Preciosa ciudad. Bueno, no, preciosa no. O sí pero preciosa por ciertos lugares, no toda ella; no, estimado señor, no toda ella. Imponente sí como París o Londres. Como Nueva York no porque Nueva York es como los nuevos ricos, ¿no? atractiva pero, esteeee… en fin, un poco grosera, todavía no lo suficientemente refinada ya que eso viene con el tiempo y, en el rubro ciudades, con el correr o el arrastrarse de los siglos y la historia contenida en los siglos.
Imponente, maravillosa, atractiva y déjeme de adjetivos porque hay muchos y cada uno se pelea con los otros y no terminamos más. Y por suerte no conozco las ciudades asiáticas que deben merecer más de uno dos o ciento y tantos adjetivos más.
Y ahora de la que hablo es de la suya, de la suya y de todos y todas ya que viene a ser nuestra Ciudad Capital, así con mayúsculas como le corresponde.
Abrumadora también porque todo es en demasía, y una vez que una conoce y visita y se asombra ante los rincones adecuados, le queda una serie de aventuras que ni toda la vida que a cada cual le corresponde le va a alcanzar para conocerla.
Para eso habría que ir a vivir allá y yo no, gracias, no quiero. Me basta con haber nacido ahí, acontecimiento del que no me acuerdo pero que mi santa madre me relató más de una vez. Buenos Aires, sí, a ella me refiero.
Acabo de volver a Rosario después de unos días en La Gran Capital del Sur, como la llamaban mi padre y mis tíos. Abrumadora, sensual, comprometedora, conquistadora y una serie de adjetivos más que tienden a pintarla como a una vampiresa repintada, ya no joven pero todavía, y por muchos siglos más, capaz de rendir a sus pies al enamorado más caprichoso, más indiferente, más gélido de sentimientos. Qué cacho de ciudad, oh Señor de los Cielos.
Usted me perdonará la vanidad pero debo decirle que conozco muchas ciudades, muchas capitales, y que sólo puedo dejar de lado a las más asiáticas, africanas y lejanas. Pero Buenos Aires, en la que no sé, lo dudo, de que se respiren buenos aires sino todo lo contrario, Buenos Aires es una maravilla total... y a mí me gusta fanfarronear y decir que nací ahí. Amo a Rosario, la comprendo y ella me comprende.

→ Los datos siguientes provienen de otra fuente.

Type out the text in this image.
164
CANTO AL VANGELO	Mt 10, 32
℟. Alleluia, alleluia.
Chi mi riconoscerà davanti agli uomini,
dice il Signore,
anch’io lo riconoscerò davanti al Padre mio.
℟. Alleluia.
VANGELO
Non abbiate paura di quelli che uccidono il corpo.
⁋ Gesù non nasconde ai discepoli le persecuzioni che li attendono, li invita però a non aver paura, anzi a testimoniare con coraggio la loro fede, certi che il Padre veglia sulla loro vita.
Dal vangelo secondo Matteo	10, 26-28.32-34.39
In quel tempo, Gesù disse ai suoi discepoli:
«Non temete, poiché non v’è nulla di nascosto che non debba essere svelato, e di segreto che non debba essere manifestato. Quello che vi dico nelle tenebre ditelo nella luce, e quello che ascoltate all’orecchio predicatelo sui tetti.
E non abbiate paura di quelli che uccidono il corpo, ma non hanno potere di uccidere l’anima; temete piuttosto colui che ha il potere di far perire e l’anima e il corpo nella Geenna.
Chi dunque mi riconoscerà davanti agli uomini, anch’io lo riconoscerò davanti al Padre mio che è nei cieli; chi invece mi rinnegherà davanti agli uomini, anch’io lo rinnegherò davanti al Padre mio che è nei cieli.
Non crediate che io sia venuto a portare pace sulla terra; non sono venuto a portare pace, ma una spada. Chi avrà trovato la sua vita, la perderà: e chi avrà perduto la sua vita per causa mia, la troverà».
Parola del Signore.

No sé si amo a Buenos Aires, me parece que no, pero de vez en cuando me apasiona eso de ir un par de días, o tres o cuatro, más no, a Buenos Aires, y adivinar ambientes, rincones, secretos, olores, caracteres, sorpresas. No, no se preocupe, no le voy a detallar mis excursiones ni mis gustos. Y si usted vive allá, me comprende. Y si no vive, la recordará. Y si no la conoce, le aconsejo que vaya. No mucho, ¿eh?, mire que puede llegar a ser molesta, invasora y hasta tóxica. Pero vaya. De a poquito, y de a poquito convénzala para que le susurre al oído alguno de sus secretos. Si yo puedo ayudarlo, avíseme y le cuento algunas cosas. No todas porque no la he frecuentado tanto, pero algunas que valen la pena.

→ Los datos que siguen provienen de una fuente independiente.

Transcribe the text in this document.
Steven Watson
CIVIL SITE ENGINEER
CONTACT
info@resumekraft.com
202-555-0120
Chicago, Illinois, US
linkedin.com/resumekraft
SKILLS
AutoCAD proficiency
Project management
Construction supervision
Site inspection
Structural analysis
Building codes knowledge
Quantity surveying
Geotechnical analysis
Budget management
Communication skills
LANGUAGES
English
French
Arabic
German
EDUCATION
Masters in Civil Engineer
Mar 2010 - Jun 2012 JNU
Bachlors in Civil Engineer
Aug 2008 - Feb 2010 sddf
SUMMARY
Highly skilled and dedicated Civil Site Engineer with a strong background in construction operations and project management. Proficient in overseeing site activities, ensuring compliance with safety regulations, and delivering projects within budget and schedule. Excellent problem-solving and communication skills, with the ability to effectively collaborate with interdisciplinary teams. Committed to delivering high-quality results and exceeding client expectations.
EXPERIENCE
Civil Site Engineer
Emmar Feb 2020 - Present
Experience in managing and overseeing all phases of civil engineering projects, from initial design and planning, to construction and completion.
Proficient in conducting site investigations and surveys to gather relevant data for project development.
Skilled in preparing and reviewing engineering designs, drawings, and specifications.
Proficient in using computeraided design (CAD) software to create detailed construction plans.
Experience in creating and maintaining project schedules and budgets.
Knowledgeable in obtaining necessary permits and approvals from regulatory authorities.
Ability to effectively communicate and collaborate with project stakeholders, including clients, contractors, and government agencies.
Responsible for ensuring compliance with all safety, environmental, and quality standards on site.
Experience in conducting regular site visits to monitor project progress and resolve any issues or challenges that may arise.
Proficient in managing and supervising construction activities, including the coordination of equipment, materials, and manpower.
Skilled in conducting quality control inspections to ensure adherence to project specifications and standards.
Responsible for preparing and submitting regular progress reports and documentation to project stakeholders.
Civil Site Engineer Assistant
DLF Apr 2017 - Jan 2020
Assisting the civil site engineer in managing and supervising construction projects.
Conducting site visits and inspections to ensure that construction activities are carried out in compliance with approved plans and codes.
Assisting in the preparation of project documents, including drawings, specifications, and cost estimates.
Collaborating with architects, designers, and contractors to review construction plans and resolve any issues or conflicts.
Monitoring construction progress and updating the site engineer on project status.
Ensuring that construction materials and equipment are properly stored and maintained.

Bueno, todas las ciudades, hasta la más remota y humilde, tienen sus secretos y sus encantos. Pero esta, la nuestra, se lleva las palmas. Alguna habrá, en China o en Islandia o en algún país del que hasta el nombre me es ajeno, pero de las que yo conozco (y hubo una época en la que viajé tupido por el mundo), Rosario, claro, y entonces Buenos Aires y Welwyn y, en fin, dejemos la lista y pensemos en eso, en irnos de casa y atravesar mares y montañas y entrar en una ciudad y olerla y mirarla y hablarle hasta que la conquistemos, por poco tiempo la mayor parte de las veces pero bien desde el corazón y los ojos porque por algo somos hijas de las ciudades, hayamos nacido en ellas o no.
Alguna habrá, decía, y eso es muy alentador porque nos habla de hermanas lejanas, a la que alguna vez, esperamos, conoceremos y llegaremos, quizás, a amar.
Aleluya y buena suerte.
No piense que hay que tener una fortuna para ir a verlas.
El mundo es imprevisible, la vida es múltiple y, como dice mi amigo poeta, la gente es muy rara. De modo que propóngaselo, dese un viajecito por ahí y después me cuenta.
Voy a estar aquí esperándolo. Mis saludos a las ciudades mágicas. A todas.